Stepparenting Book Review Grade: Recommended
First off, kudos to the writer for writing a book just for stepdads. Even better, the author does a very nice job in addressing stepparenting issues unique to step fathers. And as always, Ron Deal gives us a nicely formatted book, broken up into bite-sized sections and visually appealing with shaded text boxes, quotes and lists.
His chapter titles are clever and show good stuff is in store for us. Some include: "Stepdad: Hero or Hostile Takeover?" "Sex Stuff: Did You Marry a Wife (Sex Partner) or a Mother (Business Partner)?" "Getting the Socks Picked Up: Parenting101," and "Hugging Your Stepdaughter, Stepsibling Attractions, and the Awkward Issues of Stepfamily Sexuality." (More on this chapter later.)
The advice throughout this book is blunt, insightful and helpful. I tend to judge a book by the number of takeaways I get from it, and from this book I got several. My favorite section was "Five Principles of Effective Discipline." He talks about how discipline should be rooted in love -where you help children find their unique strengths, not those you wish they had, to let reality be the teacher (let some natural consequences occur), talk less and act more (parents tend to talk too much), and to "catch" your kids doing something right.
Also excellent was the chapter about who did you marry - a sex partner or a business partner? He writes, "I wish I had a nickel for every time I heard a stepdad say that before marriage he thought his girlfriend was all about him (a bit narcissistic, I know), but after the wedding he felt duped - that she jumped ship and became more of a mother than a wife." Deal does a nice job of showing many stepdads' thoughts and gives tips on how to have reasonable expectations and make things work.
This book, although including Christian references and themes, does not do so with the fervor of Deal's The Smart Stepfamily. I admit I only want to read about religion when I select a book on religion, but here, I found the Christian references appropriate.
I have one final high compliment to give, and also a criticism, both on the same exact subject, that of stepfamily sexuality. This is an issue often ignored as it is unpleasant and awkward to discuss. It is much easier to ignore and pretend the problem does not exist. Accordingly, I was so happy to see a tough topic discussed - one with potential dangerous consequences if ignored.

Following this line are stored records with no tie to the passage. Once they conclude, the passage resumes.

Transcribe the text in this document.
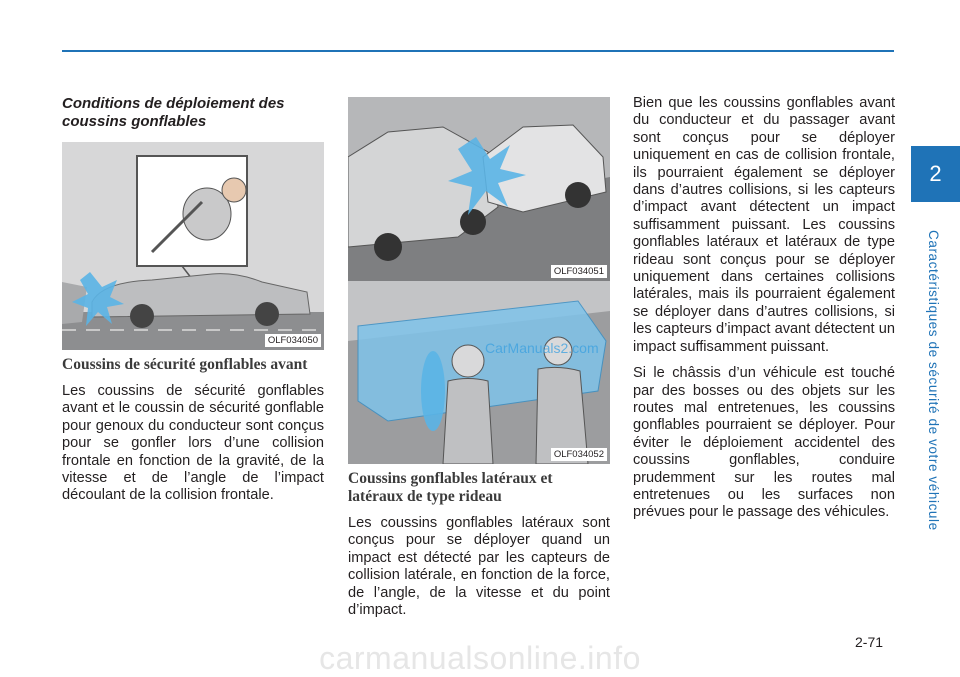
2
Caractéristiques de sécurité de votre véhicule
Conditions de déploiement des coussins gonflables
OLF034050
Coussins de sécurité gonflables avant

Les coussins de sécurité gonflables avant et le coussin de sécurité gonflable pour genoux du conducteur sont conçus pour se gonfler lors d’une collision frontale en fonction de la gravité, de la vitesse et de l’angle de l’impact découlant de la collision frontale.

OLF034051
OLF034052
CarManuals2.com
Coussins gonflables latéraux et latéraux de type rideau

Les coussins gonflables latéraux sont conçus pour se déployer quand un impact est détecté par les capteurs de collision latérale, en fonction de la force, de l’angle, de la vitesse et du point d’impact.

Bien que les coussins gonflables avant du conducteur et du passager avant sont conçus pour se déployer uniquement en cas de collision frontale, ils pourraient également se déployer dans d’autres collisions, si les capteurs d’impact avant détectent un impact suffisamment puissant. Les coussins gonflables latéraux et latéraux de type rideau sont conçus pour se déployer uniquement dans certaines collisions latérales, mais ils pourraient également se déployer dans d’autres collisions, si les capteurs d’impact avant détectent un impact suffisamment puissant.

Si le châssis d’un véhicule est touché par des bosses ou des objets sur les routes mal entretenues, les coussins gonflables pourraient se déployer. Pour éviter le déploiement accidentel des coussins gonflables, conduire prudemment sur les routes mal entretenues ou les surfaces non prévues pour le passage des véhicules.

2-71
carmanualsonline.info
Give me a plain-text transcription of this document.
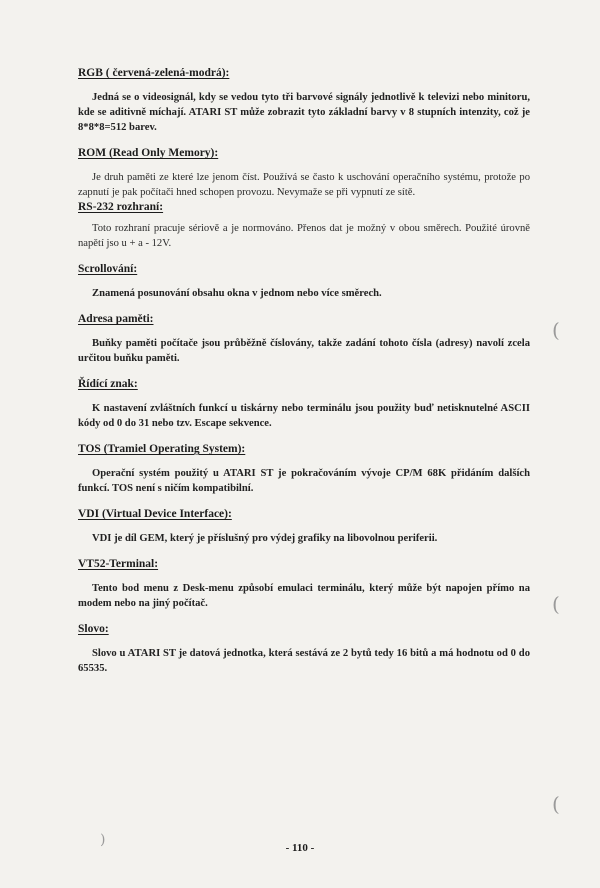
RGB ( červená-zelená-modrá):
Jedná se o videosignál, kdy se vedou tyto tři barvové signály jednotlivě k televizi nebo minitoru, kde se aditivně míchají. ATARI ST může zobrazit tyto základní barvy v 8 stupních intenzity, což je 8*8*8=512 barev.
ROM (Read Only Memory):
Je druh paměti ze které lze jenom číst. Používá se často k uschování operačního systému, protože po zapnutí je pak počítači hned schopen provozu. Nevymaže se při vypnutí ze sítě.
RS-232 rozhraní:
Toto rozhraní pracuje sériově a je normováno. Přenos dat je možný v obou směrech. Použité úrovně napětí jso u + a - 12V.
Scrollování:
Znamená posunování obsahu okna v jednom nebo více směrech.
Adresa paměti:
Buňky paměti počítače jsou průběžně číslovány, takže zadání tohoto čísla (adresy) navolí zcela určitou buňku paměti.
Řídící znak:
K nastavení zvláštních funkcí u tiskárny nebo terminálu jsou použity buď netisknutelné ASCII kódy od 0 do 31 nebo tzv. Escape sekvence.
TOS (Tramiel Operating System):
Operační systém použitý u ATARI ST je pokračováním vývoje CP/M 68K přidáním dalších funkcí. TOS není s ničím kompatibilní.
VDI (Virtual Device Interface):
VDI je díl GEM, který je příslušný pro výdej grafiky na libovolnou periferii.
VT52-Terminal:
Tento bod menu z Desk-menu způsobí emulaci terminálu, který může být napojen přímo na modem nebo na jiný počítač.
Slovo:
Slovo u ATARI ST je datová jednotka, která sestává ze 2 bytů tedy 16 bitů a má hodnotu od 0 do 65535.
- 110 -
(
(
(
)
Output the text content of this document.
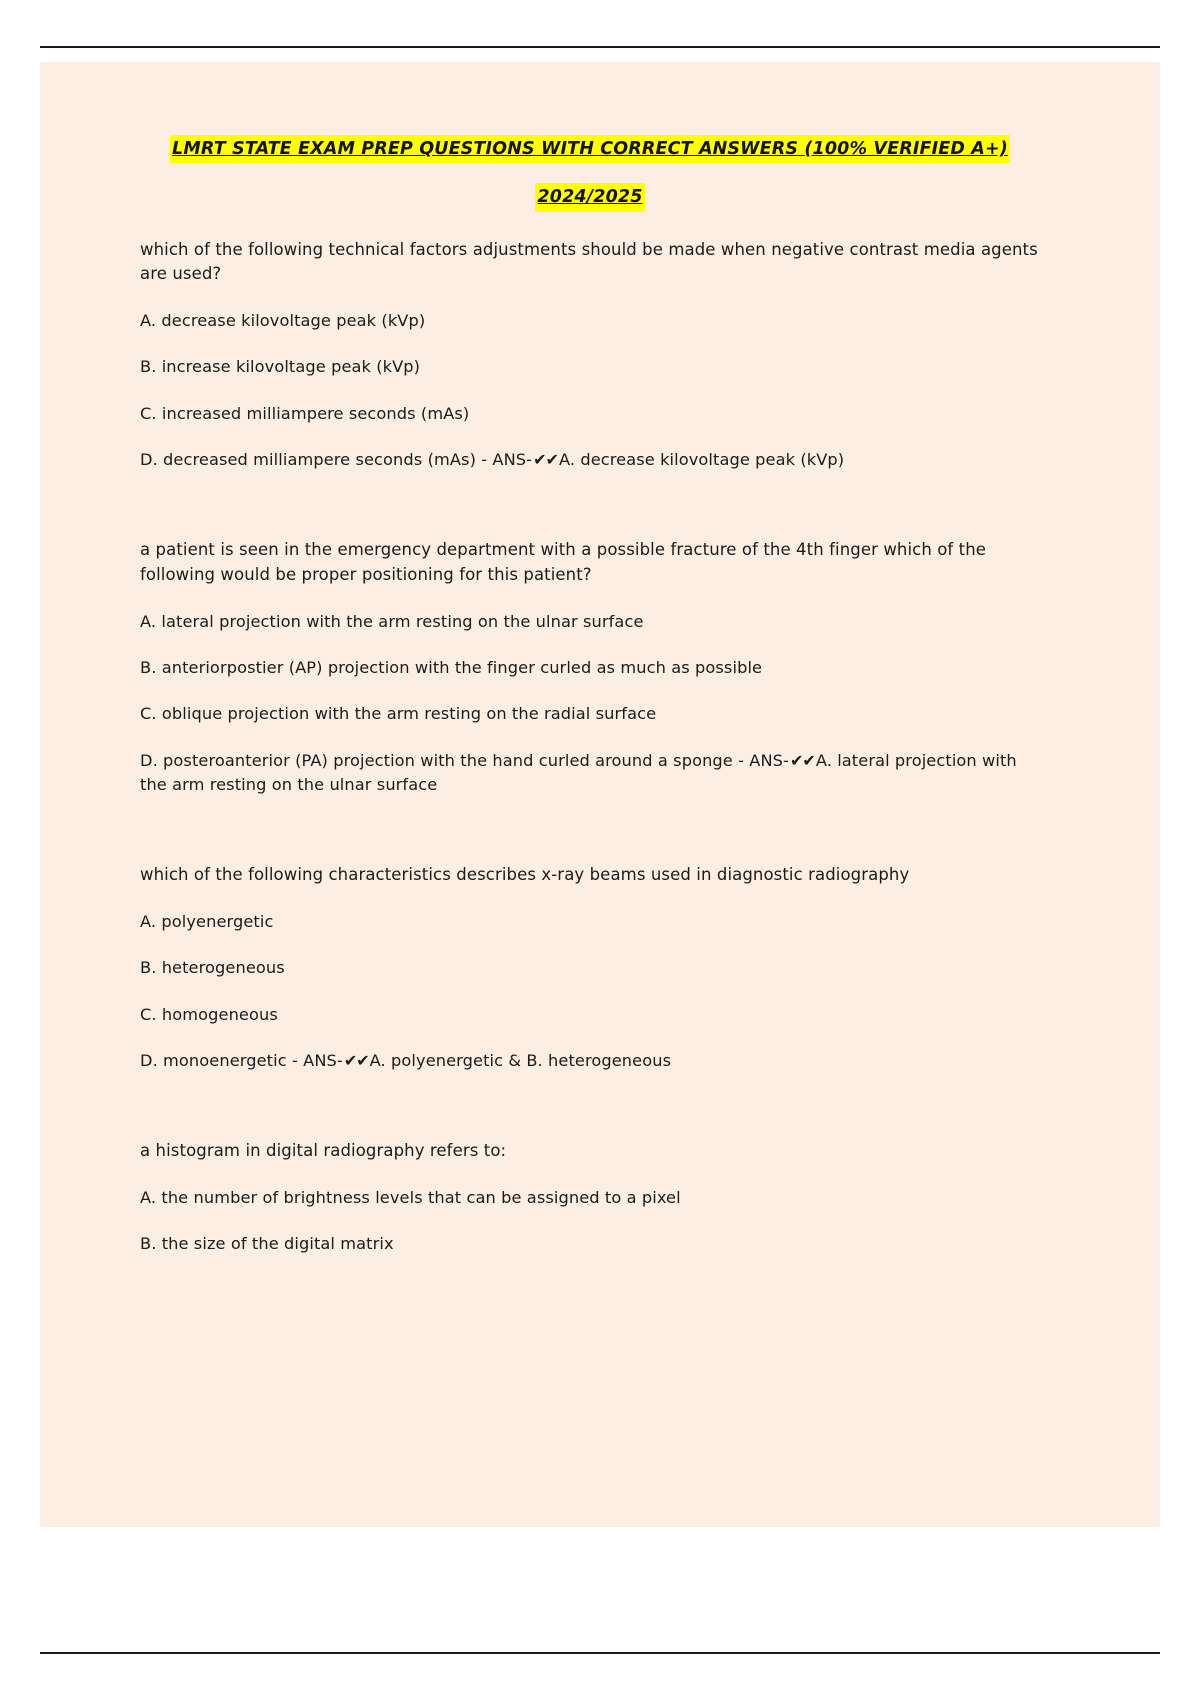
LMRT STATE EXAM PREP QUESTIONS WITH CORRECT ANSWERS (100% VERIFIED A+)
2024/2025
which of the following technical factors adjustments should be made when negative contrast media agents are used?
A. decrease kilovoltage peak (kVp)
B. increase kilovoltage peak (kVp)
C. increased milliampere seconds (mAs)
D. decreased milliampere seconds (mAs) - ANS-✔✔A. decrease kilovoltage peak (kVp)
a patient is seen in the emergency department with a possible fracture of the 4th finger which of the following would be proper positioning for this patient?
A. lateral projection with the arm resting on the ulnar surface
B. anteriorpostier (AP) projection with the finger curled as much as possible
C. oblique projection with the arm resting on the radial surface
D. posteroanterior (PA) projection with the hand curled around a sponge - ANS-✔✔A. lateral projection with the arm resting on the ulnar surface
which of the following characteristics describes x-ray beams used in diagnostic radiography
A. polyenergetic
B. heterogeneous
C. homogeneous
D. monoenergetic - ANS-✔✔A. polyenergetic & B. heterogeneous
a histogram in digital radiography refers to:
A. the number of brightness levels that can be assigned to a pixel
B. the size of the digital matrix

It is common sense that bringing non-related teenagers and pre-teens of the opposite sex into close and intimate living conditions has a natural potential for complications. But sadly that can sometimes extend to stepdads with the sudden appearance of a seventeen year old girl in his house, or the same with a stepmom and the teenage stepson. What I found disappointing, however, was that when addressing this issue, it felt minimized and I thought the author had a chance to do something really helpful for people in this situation.
For example, in the "Passing Thoughts" subchapter on a stepfather's unwelcome thoughts, he writes, "You don't have to be a pervert to experience an uncomfortable feeling when giving a hug to your stepdaughter when no one else is in the room, or to have passing sexual thoughts about her . . ." and later, "Sean is aware of his vulnerability and is striving to manage it appropriately." Later, there is a footnote with the following: "Clearly, a man who sexually touches a stepchild is being abusive. This must be reported to the authorities and he must seek treatment. A man who has repetitive sexual thoughts about a child - even if he has not acted on them - should seek psychological treatment as well."
Let's say you are a stepdad reading the book, and you are a man who has those improper thoughts. This is an ideal time to help that person, and more importantly, the child who could be affected or victimized by his thoughts or actions. But I could possibly see a reader skipping over the footnote entirely. Do most people actually read footnotes? Or maybe he sees it but convinces himself the problem must not be that severe if it is relegated to a mere footnote.
There is a big difference between a stepdad recognizing that his teenage stepdaughter is a beautiful young woman, and something else entirely to have sexual fantasies about her. This chapter would be an ideal time to speak to him in blunt terms about what is unhealthy about such thoughts and the need for immediate counseling, and do so with a big bold subheading, as the author did with more than a hundred other topics, to show the reader it's an important topic.
Going outside the book itself for a moment, perhaps part of the problem is that society has a double standard on this issue. For example, some in society sadly see a teenage girl being ogled and objectified by an adult male as “understandable.” But if we change the author's example of a stepdad having sexual feelings for his stepdaughter, to a stepmom for her stepson, would some people feel differently? Or what about a stepdad's fantasy for his stepson, or a stepmom for her stepdaughter? The point is that any time an adult is fantasizing sexually about their stepchild, it is a cause for real concern. The key issue is not the gender of the parent or the child, just that one party is a child, vulnerable to the adult.
Ron L. Deal is one of the best and most successful writers on the subject of step parenting, so I'd love to see him address the importance of this topic as I know he'd do an excellent job with it. I know authors frequently revise and update their books, so I hope he will do in this one small area as in my mind it diminishes what is otherwise an excellent book.
Published 2011 - 256 pages - pbk $14,99 (discounted to $8.96 on Amazon) - ebook $8.51
Industry Book Reviews:
None (but see other author reviews on the back cover).